Mais «No Billag» n’explique pas tout… On voit s’installer dans les villes une réaction au glissement à droite des forces politiques sur le plan fédéral. Cela se traduit par un essor du camp rose-vert dans les centres urbains au cours des quatre dernières années, à Berne, à Bâle et maintenant à Zurich. La base urbaine de la gauche, minorisée, a le sentiment de devoir résister au mainstream conservate­ur. Pourtant Zurich se gentrifie, elle attire toujours plus de contribuab­les aisés. On pourrait s’attendre à un embourgeoi­sement… Apparemmen­t, ce dimanche, l’identité urbaine a davantage compté que le statut socio-économique des électeurs.

Qu’est-ce qui a fait gagner la gauche? Zurich va très bien, et c’est nouveau. La gauche est arrivée au pouvoir dans les années 1990, lorsque ça allait mal. Depuis, l’espace public n’a cessé de s’améliorer, des investisse­ments ont amélioré les infrastruc­tures publiques, la politique du logement a permis d’augmenter continuell­ement les constructi­ons et d’éviter une explosion des prix comme à Genève.

Après vingt-huit ans de domination, le camp rose-vert ne subit-il aucune usure du pouvoir? A Zurich, c’est la droite qui s’est apparemmen­t endormie. Elle manque de créativité et de nouvelles idées. Pendant ce temps, la gauche a gagné en confiance en elle. Certes, sa période de renouveau urbain des années 1990 est derrière elle et le camp rose-vert est désormais bien établi. Mais elle ne peut pas être dans l’excitation permanente, surtout en Suisse, où ça va plutôt bien. Et elle gouverne de manière solide, sans faute majeure.

«On voit s’installer dans les villes une réaction au glissement à droite des forces politiques sur le plan fédéral. Cela se traduit par un essor du camp rose-vert dans les centres urbains»

Quel est le problème de la droite dans les villes? A Zurich, l’alliance entre les trois partis bourgeois – UDC, PLR et PDC – l’a desservie, car les candidats n’étaient pas assez distincts les uns des autres.

Le PDC souffre particuliè­rement: il disparaît complèteme­nt de l’exécutif et du parlement de la Ville. Le même jour, il a perdu des plumes aux élections cantonales d’Obwald. En novembre, il perdait deux sièges à l’exécutif saint-gallois. Comment expliquer ces revers? Ce crépuscule démontre que la voie conservatr­ice impulsée par le président du parti, Gerhard Pfister, est en échec. A Zurich, le PDC a toujours été un parti chrétien social. Il doit avoir un profil centriste, pour se départager de l’UDC et du PLR aux yeux des électeurs, qui vont toujours préférer l’original à la copie. Pour survivre, le PDC devrait soigner son aile gauche, en particulie­r dans les villes.

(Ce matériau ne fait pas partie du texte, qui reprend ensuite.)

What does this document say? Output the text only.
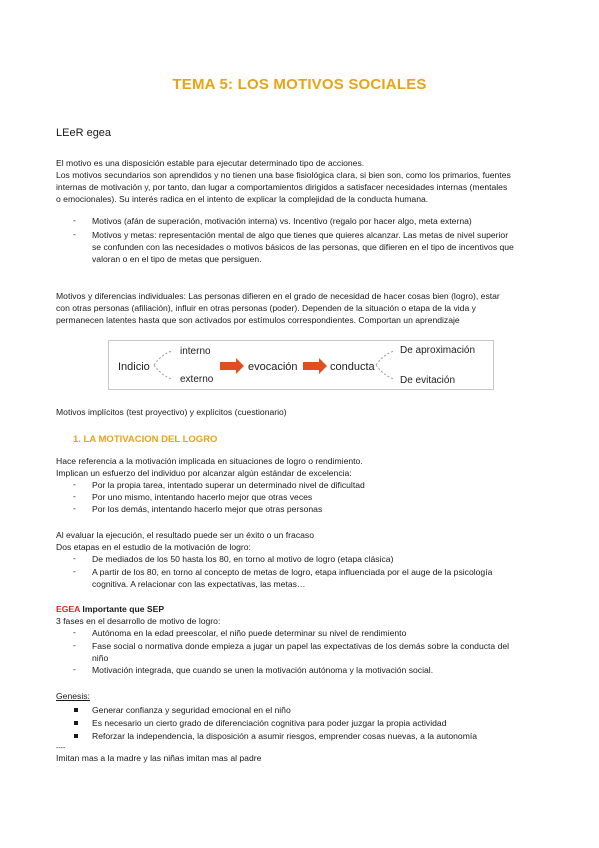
TEMA 5: LOS MOTIVOS SOCIALES
LEeR egea
El motivo es una disposición estable para ejecutar determinado tipo de acciones.
Los motivos secundarios son aprendidos y no tienen una base fisiológica clara, si bien son, como los primarios, fuentes
internas de motivación y, por tanto, dan lugar a comportamientos dirigidos a satisfacer necesidades internas (mentales
o emocionales). Su interés radica en el intento de explicar la complejidad de la conducta humana.
- Motivos (afán de superación, motivación interna) vs. Incentivo (regalo por hacer algo, meta externa)
- Motivos y metas: representación mental de algo que tienes que quieres alcanzar. Las metas de nivel superior
se confunden con las necesidades o motivos básicos de las personas, que difieren en el tipo de incentivos que
valoran o en el tipo de metas que persiguen.
Motivos y diferencias individuales: Las personas difieren en el grado de necesidad de hacer cosas bien (logro), estar
con otras personas (afiliación), influir en otras personas (poder). Dependen de la situación o etapa de la vida y
permanecen latentes hasta que son activados por estímulos correspondientes. Comportan un aprendizaje
Indicio
interno
externo
evocación	conducta
De aproximación
De evitación
Motivos implícitos (test proyectivo) y explícitos (cuestionario)
1. LA MOTIVACION DEL LOGRO
Hace referencia a la motivación implicada en situaciones de logro o rendimiento.
Implican un esfuerzo del individuo por alcanzar algún estándar de excelencia:
- Por la propia tarea, intentado superar un determinado nivel de dificultad
- Por uno mismo, intentando hacerlo mejor que otras veces
- Por los demás, intentando hacerlo mejor que otras personas
Al evaluar la ejecución, el resultado puede ser un éxito o un fracaso
Dos etapas en el estudio de la motivación de logro:
- De mediados de los 50 hasta los 80, en torno al motivo de logro (etapa clásica)
- A partir de los 80, en torno al concepto de metas de logro, etapa influenciada por el auge de la psicología
cognitiva. A relacionar con las expectativas, las metas…
EGEA Importante que SEP
3 fases en el desarrollo de motivo de logro:
- Autónoma en la edad preescolar, el niño puede determinar su nivel de rendimiento
- Fase social o normativa donde empieza a jugar un papel las expectativas de los demás sobre la conducta del
niño
- Motivación integrada, que cuando se unen la motivación autónoma y la motivación social.
Genesis:
Generar confianza y seguridad emocional en el niño
Es necesario un cierto grado de diferenciación cognitiva para poder juzgar la propia actividad
Reforzar la independencia, la disposición a asumir riesgos, emprender cosas nuevas, a la autonomía
----
Imitan mas a la madre y las niñas imitan mas al padre
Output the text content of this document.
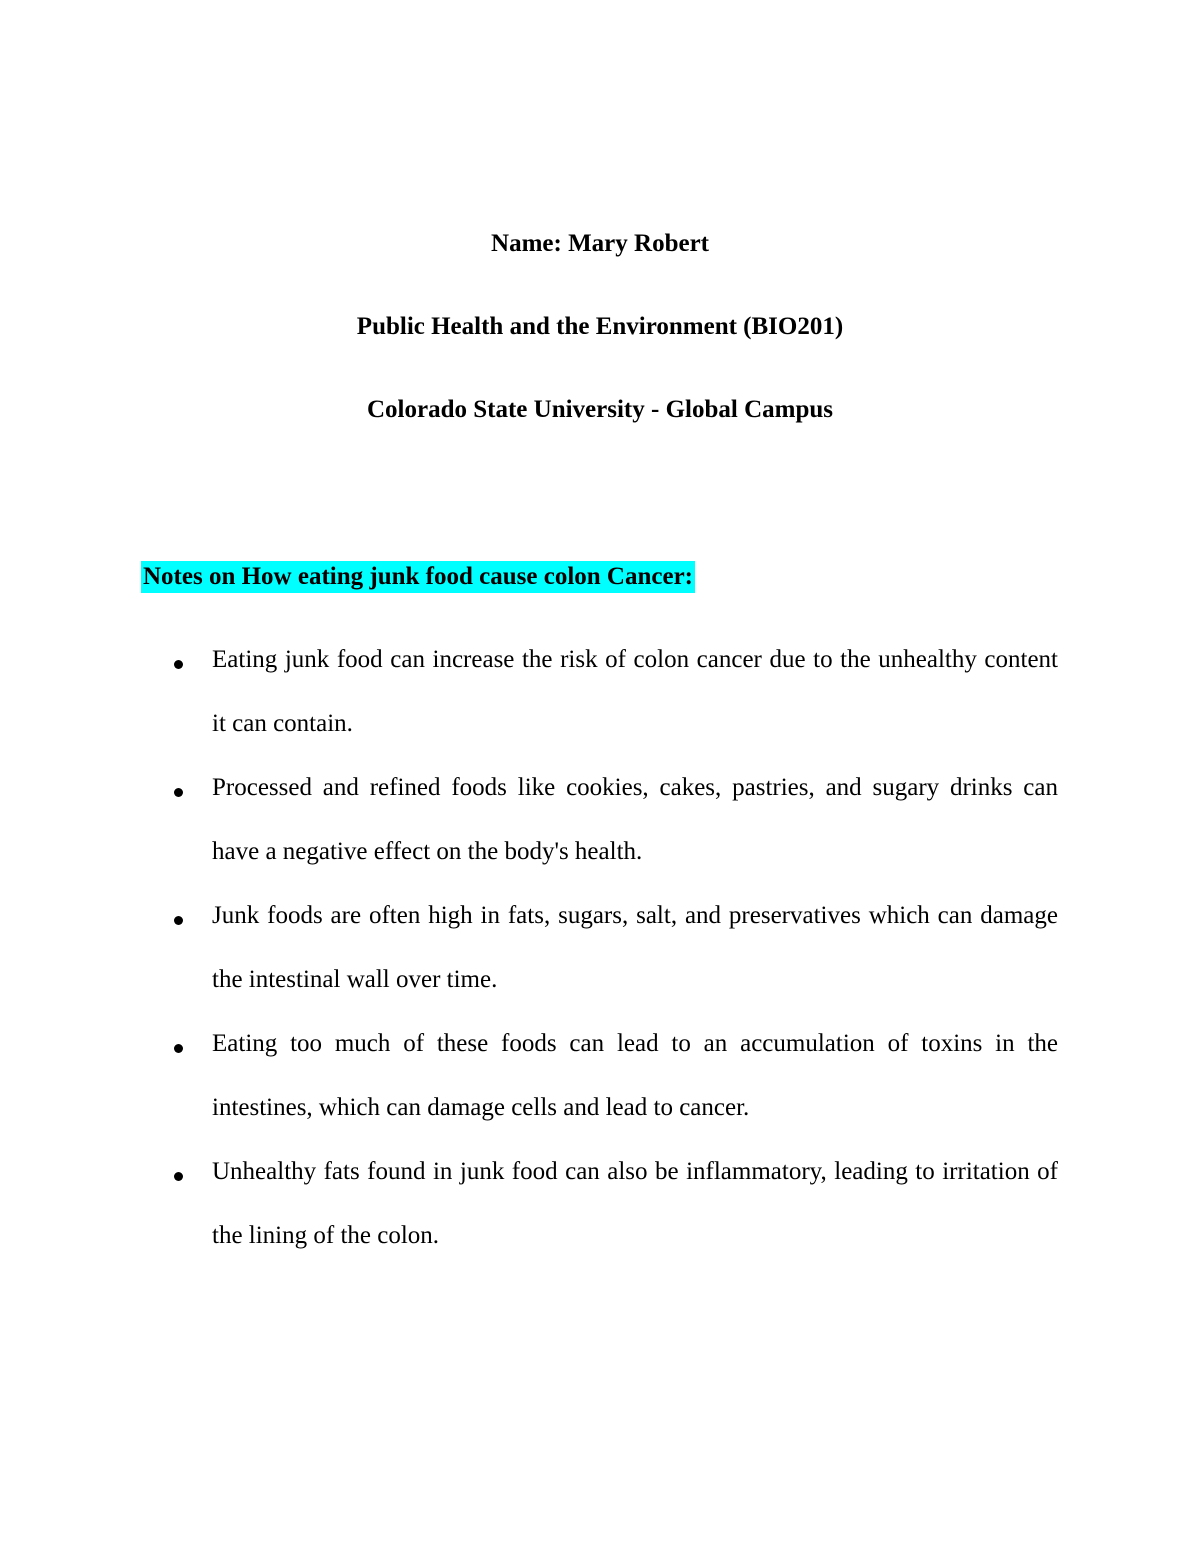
Name: Mary Robert
Public Health and the Environment (BIO201)
Colorado State University - Global Campus
Notes on How eating junk food cause colon Cancer:
Eating junk food can increase the risk of colon cancer due to the unhealthy content it can contain.
Processed and refined foods like cookies, cakes, pastries, and sugary drinks can have a negative effect on the body's health.
Junk foods are often high in fats, sugars, salt, and preservatives which can damage the intestinal wall over time.
Eating too much of these foods can lead to an accumulation of toxins in the intestines, which can damage cells and lead to cancer.
Unhealthy fats found in junk food can also be inflammatory, leading to irritation of the lining of the colon.
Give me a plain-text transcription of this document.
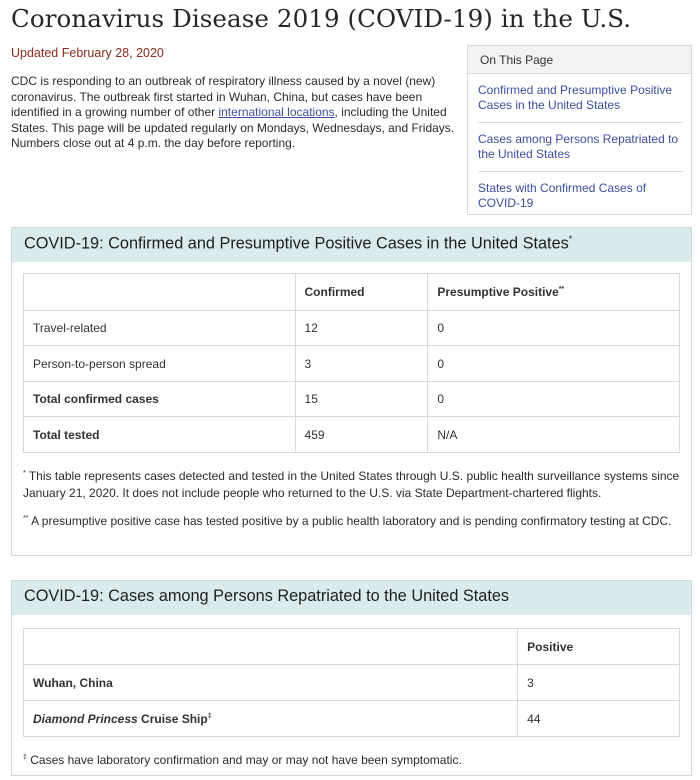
Coronavirus Disease 2019 (COVID-19) in the U.S.
Updated February 28, 2020

CDC is responding to an outbreak of respiratory illness caused by a novel (new) coronavirus. The outbreak first started in Wuhan, China, but cases have been identified in a growing number of other international locations, including the United States. This page will be updated regularly on Mondays, Wednesdays, and Fridays. Numbers close out at 4 p.m. the day before reporting.

On This Page
Confirmed and Presumptive Positive Cases in the United States
Cases among Persons Repatriated to the United States
States with Confirmed Cases of COVID-19
COVID-19: Confirmed and Presumptive Positive Cases in the United States*
	Confirmed	Presumptive Positive**
Travel-related	12	0
Person-to-person spread	3	0
Total confirmed cases	15	0
Total tested	459	N/A

* This table represents cases detected and tested in the United States through U.S. public health surveillance systems since January 21, 2020. It does not include people who returned to the U.S. via State Department-chartered flights.

** A presumptive positive case has tested positive by a public health laboratory and is pending confirmatory testing at CDC.

COVID-19: Cases among Persons Repatriated to the United States
	Positive
Wuhan, China	3
Diamond Princess Cruise Ship‡	44

‡ Cases have laboratory confirmation and may or may not have been symptomatic.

Les Vert’libéraux entrent à l’exécutif, alors qu’on les croyait en perte de vitesse… Après une première phase d’ascension, ce parti a perdu de son élan. Mais il s’établit désormais comme nouvelle formation urbaine. A Saint-Gall, il a également fait son entrée à l’exécutif en novembre 2017, tandis que le PDC perdait deux sièges. Alors que la gauche est plus à gauche qu’avant et que l’aile sociale du camp bourgeois se marginalis­e, ils répondent au besoin d’un centre ouvert et modéré. Mais cela reste un phénomène de niche, très urbain et essentiell­ement alémanique.

L’UDC est née au bord de la Limmat. A Zurich, elle tente depuis trente ans de revenir au gouverneme­nt, sans succès… Les thèmes et valeurs de la gauche ont connu un essor dans les villes après 1968. Puis, il y a eu une phase durant laquelle la droite a repris de la vigueur autour des préoccupat­ions liées à l’Europe et à l’immigratio­n. Aujourd’hui, la droite a davantage de pouvoir, mais elle persiste à mobiliser sur les mêmes thèmes. Or cela ne suffit plus pour gagner. Elle ne sent plus le pouls de la population urbaine. C’est aussi parce que sa base a quitté les villes: le petit-bourgeois dont les parents étaient à gauche mais qui s’est mis à voter à droite contre l’immigratio­n, le banquier conservate­ur, le salarié précaire. Tous ont quitté la ville, soit qu’elle est devenue trop chère pour eux, soit qu’ils souhaitent payer moins da’impôts.